Added in version 2.2.0: This document describes the metadata schema system introduced in NexusLIMS v2.2.0, which replaces the unstructured v1 metadata handling approach with a system featuring type safety, physical units, and standardized terminology.

Overview#

The schema system provides:

  1. Type-specific validation - Different schemas for Image, Spectrum, SpectrumImage, and Diffraction datasets

  2. Physical units with Pint - Machine-actionable quantities with automatic unit conversion

  3. EM Glossary alignment - Standardized field names from the Electron Microscopy community

  4. Clean XML serialization - Separate value and unit attributes in XML output

  5. Flexible extensions - Support for instrument-specific metadata without polluting core fields

Key Changes from NexusLIMS version 1.X metadata handling#

1. Pint Quantities for Physical Values#

Before (v1):

nx_meta = {
    "Voltage (kV)": 15,  # Unit embedded in field name
    "Working Distance (mm)": 5.2,
}

After (v2.2.0):

from decimal import Decimal
from nexusLIMS.schemas.units import ureg

nx_meta = {
    # Pint Quantities
    "acceleration_voltage": ureg.Quantity(Decimal("15"), "kilovolt"),
    "working_distance": ureg.Quantity(Decimal("5.2"), "millimeter"),
}

Benefits:

  • Type safety: Invalid units caught at creation time

  • Automatic conversion: Units normalized during serialization

  • Machine-readable: Units separated from values in XML

  • Programmatic: Can convert between units in code

3. Type-Specific Schemas#

Metadata is validated against dataset-type-specific schemas:

  • ImageMetadata - For SEM/TEM/STEM images

  • SpectrumMetadata - For EDS/EELS/CL spectra

  • SpectrumImageMetadata - For spectrum imaging (STEM-EDS, STEM-EELS)

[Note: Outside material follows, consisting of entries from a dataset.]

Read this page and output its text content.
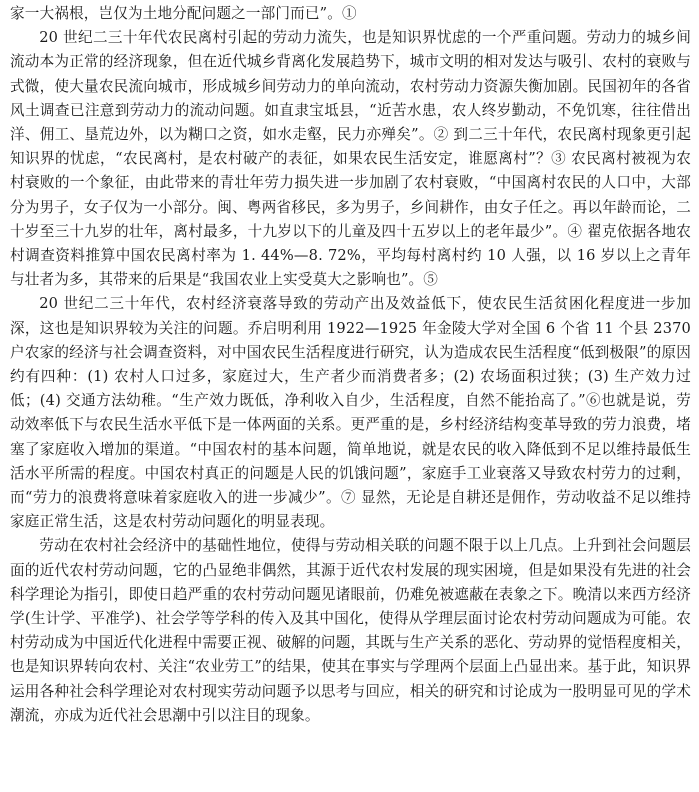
家一大祸根，岂仅为土地分配问题之一部门而已”。①

20 世纪二三十年代农民离村引起的劳动力流失，也是知识界忧虑的一个严重问题。劳动力的城乡间流动本为正常的经济现象，但在近代城乡背离化发展趋势下，城市文明的相对发达与吸引、农村的衰败与式微，使大量农民流向城市，形成城乡间劳动力的单向流动，农村劳动力资源失衡加剧。民国初年的各省风土调查已注意到劳动力的流动问题。如直隶宝坻县，“近苦水患，农人终岁勤动，不免饥寒，往往借出洋、佣工、垦荒边外，以为糊口之资，如水走壑，民力亦殚矣”。② 到二三十年代，农民离村现象更引起知识界的忧虑，“农民离村，是农村破产的表征，如果农民生活安定，谁愿离村”？③ 农民离村被视为农村衰败的一个象征，由此带来的青壮年劳力损失进一步加剧了农村衰败，“中国离村农民的人口中，大部分为男子，女子仅为一小部分。闽、粤两省移民，多为男子，乡间耕作，由女子任之。再以年龄而论，二十岁至三十九岁的壮年，离村最多，十九岁以下的儿童及四十五岁以上的老年最少”。④ 翟克依据各地农村调查资料推算中国农民离村率为 1. 44%—8. 72%，平均每村离村约 10 人强，以 16 岁以上之青年与壮者为多，其带来的后果是“我国农业上实受莫大之影响也”。⑤

20 世纪二三十年代，农村经济衰落导致的劳动产出及效益低下，使农民生活贫困化程度进一步加深，这也是知识界较为关注的问题。乔启明利用 1922—1925 年金陵大学对全国 6 个省 11 个县 2370 户农家的经济与社会调查资料，对中国农民生活程度进行研究，认为造成农民生活程度“低到极限”的原因约有四种：(1) 农村人口过多，家庭过大，生产者少而消费者多；(2) 农场面积过狭；(3) 生产效力过低；(4) 交通方法幼稚。“生产效力既低，净利收入自少，生活程度，自然不能抬高了。”⑥也就是说，劳动效率低下与农民生活水平低下是一体两面的关系。更严重的是，乡村经济结构变革导致的劳力浪费，堵塞了家庭收入增加的渠道。“中国农村的基本问题，简单地说，就是农民的收入降低到不足以维持最低生活水平所需的程度。中国农村真正的问题是人民的饥饿问题”，家庭手工业衰落又导致农村劳力的过剩，而“劳力的浪费将意味着家庭收入的进一步减少”。⑦ 显然，无论是自耕还是佣作，劳动收益不足以维持家庭正常生活，这是农村劳动问题化的明显表现。

劳动在农村社会经济中的基础性地位，使得与劳动相关联的问题不限于以上几点。上升到社会问题层面的近代农村劳动问题，它的凸显绝非偶然，其源于近代农村发展的现实困境，但是如果没有先进的社会科学理论为指引，即使日趋严重的农村劳动问题见诸眼前，仍难免被遮蔽在表象之下。晚清以来西方经济学(生计学、平准学)、社会学等学科的传入及其中国化，使得从学理层面讨论农村劳动问题成为可能。农村劳动成为中国近代化进程中需要正视、破解的问题，其既与生产关系的恶化、劳动界的觉悟程度相关，也是知识界转向农村、关注“农业劳工”的结果，使其在事实与学理两个层面上凸显出来。基于此，知识界运用各种社会科学理论对农村现实劳动问题予以思考与回应，相关的研究和讨论成为一股明显可见的学术潮流，亦成为近代社会思潮中引以注目的现象。
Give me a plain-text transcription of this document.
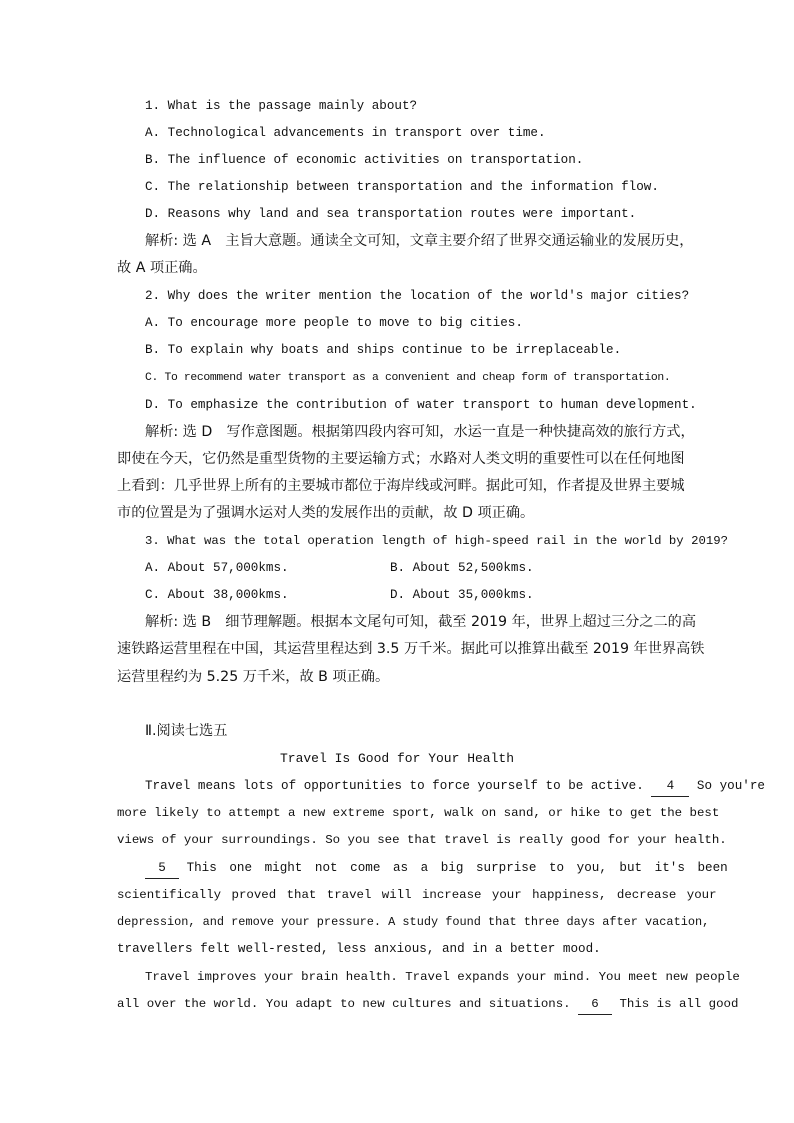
1. What is the passage mainly about?
A. Technological advancements in transport over time.
B. The influence of economic activities on transportation.
C. The relationship between transportation and the information flow.
D. Reasons why land and sea transportation routes were important.
解析: 选 A　主旨大意题。通读全文可知，文章主要介绍了世界交通运输业的发展历史，
故 A 项正确。
2. Why does the writer mention the location of the world's major cities?
A. To encourage more people to move to big cities.
B. To explain why boats and ships continue to be irreplaceable.
C. To recommend water transport as a convenient and cheap form of transportation.
D. To emphasize the contribution of water transport to human development.
解析: 选 D　写作意图题。根据第四段内容可知，水运一直是一种快捷高效的旅行方式，
即使在今天，它仍然是重型货物的主要运输方式；水路对人类文明的重要性可以在任何地图
上看到：几乎世界上所有的主要城市都位于海岸线或河畔。据此可知，作者提及世界主要城
市的位置是为了强调水运对人类的发展作出的贡献，故 D 项正确。
3. What was the total operation length of high-speed rail in the world by 2019?
A. About 57,000kms.	B. About 52,500kms.
C. About 38,000kms.	D. About 35,000kms.
解析: 选 B　细节理解题。根据本文尾句可知，截至 2019 年，世界上超过三分之二的高
速铁路运营里程在中国，其运营里程达到 3.5 万千米。据此可以推算出截至 2019 年世界高铁
运营里程约为 5.25 万千米，故 B 项正确。
Ⅱ.阅读七选五
Travel Is Good for Your Health
Travel means lots of opportunities to force yourself to be active. 4 So you're
more likely to attempt a new extreme sport, walk on sand, or hike to get the best
views of your surroundings. So you see that travel is really good for your health.
5 This one might not come as a big surprise to you, but it's been
scientifically proved that travel will increase your happiness, decrease your
depression, and remove your pressure. A study found that three days after vacation,
travellers felt well-rested, less anxious, and in a better mood.
Travel improves your brain health. Travel expands your mind. You meet new people
all over the world. You adapt to new cultures and situations. 6 This is all good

  • DiffractionMetadata - For electron diffraction patterns

Each schema enforces appropriate fields for its dataset type while allowing additional fields via the extensions section.

4. Extensions Section#

Instrument-specific or vendor-specific metadata goes in the extensions section:

nx_meta = {
    # Core fields (EM Glossary names, type-validated)
    "acceleration_voltage": ureg.Quantity(Decimal("15"), "kilovolt"),
    "working_distance": ureg.Quantity(5.2, "millimeter"),

    # Extensions (flexible, instrument-specific)
    "extensions": {
        "facility": "Nexus Microscopy Lab",
        "detector_brightness": 50.0,
        "quanta_spot_size": 3.5,
    }
}

Extensions Best Practices:

  1. Core vs. Extensions Decision Guide:

    • Use core fields for: Standard EM parameters with EM Glossary equivalents

    • Use extensions for: Vendor-specific settings, facility metadata, experimental parameters

  2. Naming Conventions:

    • Use snake_case for extension keys: detector_brightness, not DetectorBrightness

    • Be descriptive: fei_quanta_spot_size instead of spot_size (avoids conflicts)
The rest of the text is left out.